Visitors from overseas should not get behind the wheel straight after arriving from long-haul flights and drive on roads they are unfamiliar with, a Northland judge has cautioned.
Judge Deidre Orchard's caution in the Whangarei District Court came after she convicted and sentenced an American national this week on a charge of aggravated careless driving causing injury.
The charge was laid under the Land Transport Act and carries a maximum penalty of three years in jail or a $10,000 fine.
Robert Luppi, 72, crossed the centre line and continued driving on the wrong lane before colliding head-on with an oncoming car on State Highway 1 between Pakaraka and Ohaeawai on March 3.
The oncoming car, a Honda Civic, was being driven by female foreign tourist with her husband the front seat passenger. He fractured a thumb, collarbone and patella as a result of the accident, and was transported to the Bay of Islands Hospital and later to the Whangarei Hospital.
Luppi flew into Auckland that morning, hired a car, and was heading north to Paihia when the crash happened. He admitted his fault, saying he drove on the wrong side of the road.
Judge Orchard said it was important people who arrived into New Zealand on long-haul flights got enough rest before they got behind the wheel.
She said it was equally important for them to familiarise themselves with road rules and driving conditions, especially tourists from countries such as the United States where they were used to driving on the right-hand side of the road.
She ordered Luppi to pay his victim $5000 in emotional harm reparation and a further $2000 fine. Luppi was also disqualified from holding or obtaining a driver's licence for 18 months.
A study in 2016 showed the highest proportion of overseas drivers involved in road crashes within three days of arriving in New Zealand were in Northland, Waikato and Canterbury.
The study was done by NZ Transport Agency, Ministry of Transport and StatsNZ and covered the years between 2010 and 2014.
Judge Orchard's comment in court was supported by regional transport committee chairman John Bain, who said tourists should not "race" to visit the beautiful sights of Northland.
"We want tourists in Northland but we want them to come up comfortably without creating mayhem. Every crash is a disaster that shouldn't happen."
AA's motoring affairs general manager, Mike Noon, said common mistakes made by overseas drivers such as crossing the centre line and fatigue were also made by Kiwi drivers.
However, he said visitors to Northland should set proper itineraries and plan their journeys rather than try to complete their trips within targeted days.
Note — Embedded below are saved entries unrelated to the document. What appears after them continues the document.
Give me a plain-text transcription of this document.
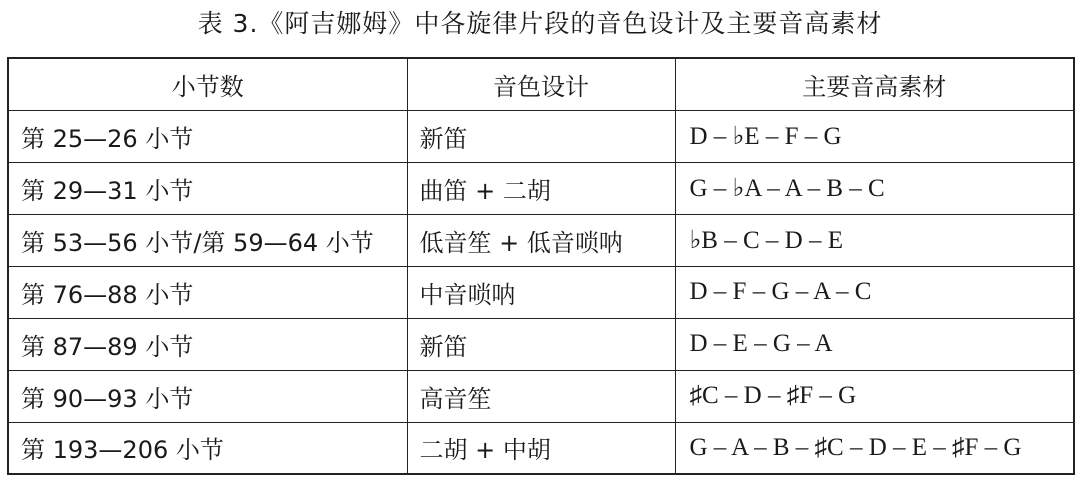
表 3.《阿吉娜姆》中各旋律片段的音色设计及主要音高素材
小节数	音色设计	主要音高素材
第 25—26 小节	新笛	D – ♭E – F – G
第 29—31 小节	曲笛 + 二胡	G – ♭A – A – B – C
第 53—56 小节/第 59—64 小节	低音笙 + 低音唢呐	♭B – C – D – E
第 76—88 小节	中音唢呐	D – F – G – A – C
第 87—89 小节	新笛	D – E – G – A
第 90—93 小节	高音笙	♯C – D – ♯F – G
第 193—206 小节	二胡 + 中胡	G – A – B – ♯C – D – E – ♯F – G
"Northland roads are reasonably treacherous, there are not a lot of passing lanes and areas drivers can pull over, there's a lot of mixed traffic, and roads can be very busy in summer," Noon said.
Transport Minister Phil Twyford said the Government was working hard to reduce serious crashes by working with stakeholders to improve road safety.
He said while international visitor numbers have increased by about 45 per cent over the past 10 years, the number of overseas drivers involved in crashes has stayed relatively constant.
The minister said the Government was not proposing to change rules that permitted overseas visitors to drive on their home driver licence for one year from the time they entered New Zealand.
French tourist Remi Morilleau died on Christmas Day, 2015, when his rental car crossed the centre line on SH1 at Oakleigh and smashed into another vehicle. He had arrived in the country that day.
Morilleau's death occurred near where 64-year-old Englishman David Banks died after a head-on smash on November 4, 2015. He, too, had arrived in New Zealand that day.
Last weekend, two German tourists— a 23-year-old man and a 24-year-old woman— were killed in a crash at Kaeo after it appeared the people-mover they had been travelling in crossed the centreline and collided with a truck north of Kaeo.
Before those crashes, American tourist Thomas Springer, confused by oncoming headlights, caused a crash on Puketona Rd which killed two Northland women, one of whom was eight months pregnant.
In December 2016, a tired tourist from Korea ran off the road into a parked car, causing a bystander to lose a finger.
A few days earlier, an American behind the wheel of a campervan found himself on the wrong side of the law and the wrong side of the road after narrowly missing an officer on the roadside, then two hours later forcing a police car off the road to avoid a head-on crash.